Built on a steeply sloping greenfield site, the house is expressed in two distinct parts: a rubble limestone base containing a bedroom, pottery studio, shower and utility rooms below the main living and bedroom spaces in a chestnut clad timber frame. The inflecting timber forms of the upper level are intended to respond to the approach, landscape and surrounding views [floor plans]. At one end, the high roof of the front porch is angled to look along the access road, the main living area offers expansive views of the surrounding landscape, and the terrace reveals views of the valley.

Vernacular materials and elements create a pragmatic aesthetic particular to place. The rubble stone walls are typical of this part of France as are timber shuttered windows and sliding, galvanized steel doors on local farm buildings. Here the timber shutters close flush with the walls to continue the board-on-board rhythm of the chestnut cladding, giving strong vertical shadow lines which compliment the heavy modelling of the rubble stone.

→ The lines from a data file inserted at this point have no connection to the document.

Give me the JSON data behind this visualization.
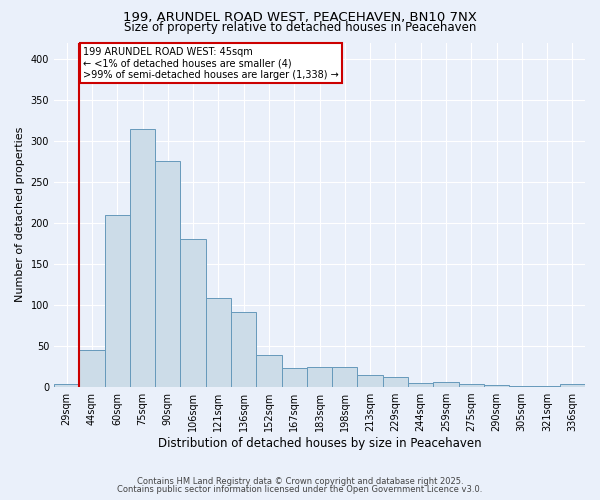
{
  "title1": "199, ARUNDEL ROAD WEST, PEACEHAVEN, BN10 7NX",
  "title2": "Size of property relative to detached houses in Peacehaven",
  "xlabel": "Distribution of detached houses by size in Peacehaven",
  "ylabel": "Number of detached properties",
  "bin_labels": [
    "29sqm",
    "44sqm",
    "60sqm",
    "75sqm",
    "90sqm",
    "106sqm",
    "121sqm",
    "136sqm",
    "152sqm",
    "167sqm",
    "183sqm",
    "198sqm",
    "213sqm",
    "229sqm",
    "244sqm",
    "259sqm",
    "275sqm",
    "290sqm",
    "305sqm",
    "321sqm",
    "336sqm"
  ],
  "bar_values": [
    4,
    45,
    210,
    315,
    275,
    180,
    108,
    92,
    39,
    23,
    25,
    25,
    15,
    12,
    5,
    6,
    4,
    3,
    1,
    1,
    4
  ],
  "bar_color": "#ccdce8",
  "bar_edge_color": "#6699bb",
  "background_color": "#eaf0fa",
  "grid_color": "#ffffff",
  "annotation_line1": "199 ARUNDEL ROAD WEST: 45sqm",
  "annotation_line2": "← <1% of detached houses are smaller (4)",
  "annotation_line3": ">99% of semi-detached houses are larger (1,338) →",
  "annotation_box_color": "white",
  "annotation_box_edge_color": "#cc0000",
  "red_line_bin_index": 1,
  "ylim": [
    0,
    420
  ],
  "yticks": [
    0,
    50,
    100,
    150,
    200,
    250,
    300,
    350,
    400
  ],
  "footnote1": "Contains HM Land Registry data © Crown copyright and database right 2025.",
  "footnote2": "Contains public sector information licensed under the Open Government Licence v3.0."
}
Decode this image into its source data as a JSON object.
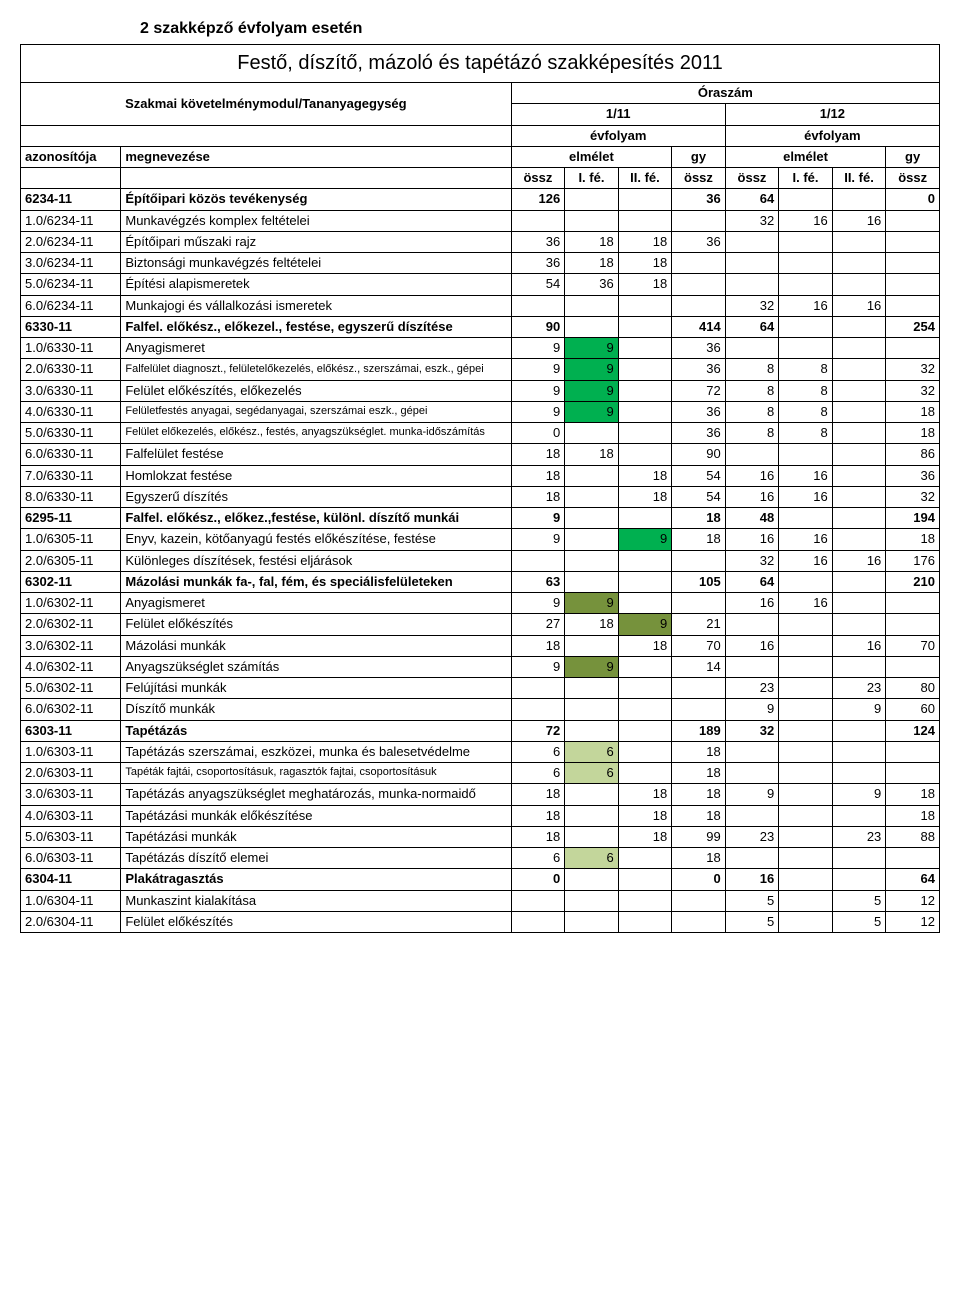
{
  "top_heading": "2 szakképző évfolyam esetén",
  "title": "Festő, díszítő, mázoló és tapétázó szakképesítés 2011",
  "headers": {
    "module": "Szakmai követelménymodul/Tananyagegység",
    "oraszam": "Óraszám",
    "y111": "1/11",
    "y112": "1/12",
    "evfolyam": "évfolyam",
    "azon": "azonosítója",
    "megnev": "megnevezése",
    "elmelet": "elmélet",
    "gy": "gy",
    "ossz": "össz",
    "ife": "I. fé.",
    "iife": "II. fé."
  },
  "highlight_colors": {
    "green_dark": "#00b050",
    "green_olive": "#76923c",
    "green_light": "#c3d69b"
  },
  "rows": [
    {
      "id": "6234-11",
      "name": "Építőipari közös tevékenység",
      "bold": true,
      "v": [
        "126",
        "",
        "",
        "36",
        "64",
        "",
        "",
        "0"
      ]
    },
    {
      "id": "1.0/6234-11",
      "name": "Munkavégzés komplex feltételei",
      "v": [
        "",
        "",
        "",
        "",
        "32",
        "16",
        "16",
        ""
      ]
    },
    {
      "id": "2.0/6234-11",
      "name": "Építőipari műszaki rajz",
      "v": [
        "36",
        "18",
        "18",
        "36",
        "",
        "",
        "",
        ""
      ]
    },
    {
      "id": "3.0/6234-11",
      "name": "Biztonsági munkavégzés feltételei",
      "v": [
        "36",
        "18",
        "18",
        "",
        "",
        "",
        "",
        ""
      ]
    },
    {
      "id": "5.0/6234-11",
      "name": "Építési alapismeretek",
      "v": [
        "54",
        "36",
        "18",
        "",
        "",
        "",
        "",
        ""
      ]
    },
    {
      "id": "6.0/6234-11",
      "name": "Munkajogi és vállalkozási ismeretek",
      "v": [
        "",
        "",
        "",
        "",
        "32",
        "16",
        "16",
        ""
      ]
    },
    {
      "id": "6330-11",
      "name": "Falfel. előkész., előkezel., festése, egyszerű díszítése",
      "bold": true,
      "v": [
        "90",
        "",
        "",
        "414",
        "64",
        "",
        "",
        "254"
      ]
    },
    {
      "id": "1.0/6330-11",
      "name": "Anyagismeret",
      "v": [
        "9",
        "9",
        "",
        "36",
        "",
        "",
        "",
        ""
      ],
      "hl": [
        null,
        "green_dark",
        null,
        null,
        null,
        null,
        null,
        null
      ]
    },
    {
      "id": "2.0/6330-11",
      "name": "Falfelület diagnoszt., felületelőkezelés, előkész., szerszámai, eszk., gépei",
      "small": true,
      "v": [
        "9",
        "9",
        "",
        "36",
        "8",
        "8",
        "",
        "32"
      ],
      "hl": [
        null,
        "green_dark",
        null,
        null,
        null,
        null,
        null,
        null
      ]
    },
    {
      "id": "3.0/6330-11",
      "name": "Felület előkészítés, előkezelés",
      "v": [
        "9",
        "9",
        "",
        "72",
        "8",
        "8",
        "",
        "32"
      ],
      "hl": [
        null,
        "green_dark",
        null,
        null,
        null,
        null,
        null,
        null
      ]
    },
    {
      "id": "4.0/6330-11",
      "name": "Felületfestés anyagai, segédanyagai, szerszámai eszk., gépei",
      "small": true,
      "v": [
        "9",
        "9",
        "",
        "36",
        "8",
        "8",
        "",
        "18"
      ],
      "hl": [
        null,
        "green_dark",
        null,
        null,
        null,
        null,
        null,
        null
      ]
    },
    {
      "id": "5.0/6330-11",
      "name": "Felület előkezelés, előkész., festés, anyagszükséglet. munka-időszámítás",
      "small": true,
      "v": [
        "0",
        "",
        "",
        "36",
        "8",
        "8",
        "",
        "18"
      ]
    },
    {
      "id": "6.0/6330-11",
      "name": "Falfelület festése",
      "v": [
        "18",
        "18",
        "",
        "90",
        "",
        "",
        "",
        "86"
      ]
    },
    {
      "id": "7.0/6330-11",
      "name": "Homlokzat festése",
      "v": [
        "18",
        "",
        "18",
        "54",
        "16",
        "16",
        "",
        "36"
      ]
    },
    {
      "id": "8.0/6330-11",
      "name": "Egyszerű díszítés",
      "v": [
        "18",
        "",
        "18",
        "54",
        "16",
        "16",
        "",
        "32"
      ]
    },
    {
      "id": "6295-11",
      "name": "Falfel. előkész., előkez.,festése, különl. díszítő munkái",
      "bold": true,
      "v": [
        "9",
        "",
        "",
        "18",
        "48",
        "",
        "",
        "194"
      ]
    },
    {
      "id": "1.0/6305-11",
      "name": "Enyv, kazein, kötőanyagú festés előkészítése, festése",
      "v": [
        "9",
        "",
        "9",
        "18",
        "16",
        "16",
        "",
        "18"
      ],
      "hl": [
        null,
        null,
        "green_dark",
        null,
        null,
        null,
        null,
        null
      ]
    },
    {
      "id": "2.0/6305-11",
      "name": "Különleges díszítések, festési eljárások",
      "v": [
        "",
        "",
        "",
        "",
        "32",
        "16",
        "16",
        "176"
      ]
    },
    {
      "id": "6302-11",
      "name": "Mázolási munkák fa-, fal, fém, és speciálisfelületeken",
      "bold": true,
      "v": [
        "63",
        "",
        "",
        "105",
        "64",
        "",
        "",
        "210"
      ]
    },
    {
      "id": "1.0/6302-11",
      "name": "Anyagismeret",
      "v": [
        "9",
        "9",
        "",
        "",
        "16",
        "16",
        "",
        ""
      ],
      "hl": [
        null,
        "green_olive",
        null,
        null,
        null,
        null,
        null,
        null
      ]
    },
    {
      "id": "2.0/6302-11",
      "name": "Felület előkészítés",
      "v": [
        "27",
        "18",
        "9",
        "21",
        "",
        "",
        "",
        ""
      ],
      "hl": [
        null,
        null,
        "green_olive",
        null,
        null,
        null,
        null,
        null
      ]
    },
    {
      "id": "3.0/6302-11",
      "name": "Mázolási munkák",
      "v": [
        "18",
        "",
        "18",
        "70",
        "16",
        "",
        "16",
        "70"
      ]
    },
    {
      "id": "4.0/6302-11",
      "name": "Anyagszükséglet számítás",
      "v": [
        "9",
        "9",
        "",
        "14",
        "",
        "",
        "",
        ""
      ],
      "hl": [
        null,
        "green_olive",
        null,
        null,
        null,
        null,
        null,
        null
      ]
    },
    {
      "id": "5.0/6302-11",
      "name": "Felújítási munkák",
      "v": [
        "",
        "",
        "",
        "",
        "23",
        "",
        "23",
        "80"
      ]
    },
    {
      "id": "6.0/6302-11",
      "name": "Díszítő munkák",
      "v": [
        "",
        "",
        "",
        "",
        "9",
        "",
        "9",
        "60"
      ]
    },
    {
      "id": "6303-11",
      "name": "Tapétázás",
      "bold": true,
      "v": [
        "72",
        "",
        "",
        "189",
        "32",
        "",
        "",
        "124"
      ]
    },
    {
      "id": "1.0/6303-11",
      "name": "Tapétázás szerszámai, eszközei, munka és balesetvédelme",
      "v": [
        "6",
        "6",
        "",
        "18",
        "",
        "",
        "",
        ""
      ],
      "hl": [
        null,
        "green_light",
        null,
        null,
        null,
        null,
        null,
        null
      ]
    },
    {
      "id": "2.0/6303-11",
      "name": "Tapéták fajtái, csoportosításuk, ragasztók fajtai, csoportosításuk",
      "small": true,
      "v": [
        "6",
        "6",
        "",
        "18",
        "",
        "",
        "",
        ""
      ],
      "hl": [
        null,
        "green_light",
        null,
        null,
        null,
        null,
        null,
        null
      ]
    },
    {
      "id": "3.0/6303-11",
      "name": "Tapétázás anyagszükséglet meghatározás, munka-normaidő",
      "v": [
        "18",
        "",
        "18",
        "18",
        "9",
        "",
        "9",
        "18"
      ]
    },
    {
      "id": "4.0/6303-11",
      "name": "Tapétázási munkák előkészítése",
      "v": [
        "18",
        "",
        "18",
        "18",
        "",
        "",
        "",
        "18"
      ]
    },
    {
      "id": "5.0/6303-11",
      "name": "Tapétázási munkák",
      "v": [
        "18",
        "",
        "18",
        "99",
        "23",
        "",
        "23",
        "88"
      ]
    },
    {
      "id": "6.0/6303-11",
      "name": "Tapétázás díszítő elemei",
      "v": [
        "6",
        "6",
        "",
        "18",
        "",
        "",
        "",
        ""
      ],
      "hl": [
        null,
        "green_light",
        null,
        null,
        null,
        null,
        null,
        null
      ]
    },
    {
      "id": "6304-11",
      "name": "Plakátragasztás",
      "bold": true,
      "v": [
        "0",
        "",
        "",
        "0",
        "16",
        "",
        "",
        "64"
      ]
    },
    {
      "id": "1.0/6304-11",
      "name": "Munkaszint kialakítása",
      "v": [
        "",
        "",
        "",
        "",
        "5",
        "",
        "5",
        "12"
      ]
    },
    {
      "id": "2.0/6304-11",
      "name": "Felület előkészítés",
      "v": [
        "",
        "",
        "",
        "",
        "5",
        "",
        "5",
        "12"
      ]
    }
  ]
}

Internally the walls and ceiling to the upper level are lined in OSB, painted in the bedrooms to distinguish the more private spaces but left "fair faced" on the remaining walls to give a warm texture to the interior of the house. Joinery elements, like the kitchen cabinet doors and long shelving wall are expressed in phenolic ply, chosen for its robustness as well as to offset the OSB. At the lower level the ceilings and internal face of the external walls are faced in lime render with timber-lined window seats created in the deep reveals.

Essentially robust and low tech, the house is highly insulated and utilizes the potential for passive solar heating in the winter, while the high thermal mass of the lower floor and large volume of the timber frame (with sun-shading shutters to south facing windows) enables a comfortable temperature to be maintained in the summer without the need for air conditioning or mechanical ventilation. The house incorporates solar thermal panels for domestic hot water, rainwater harvesting for flushing toilets and irrigation, a green roof, and uses locally sourced materials and labor.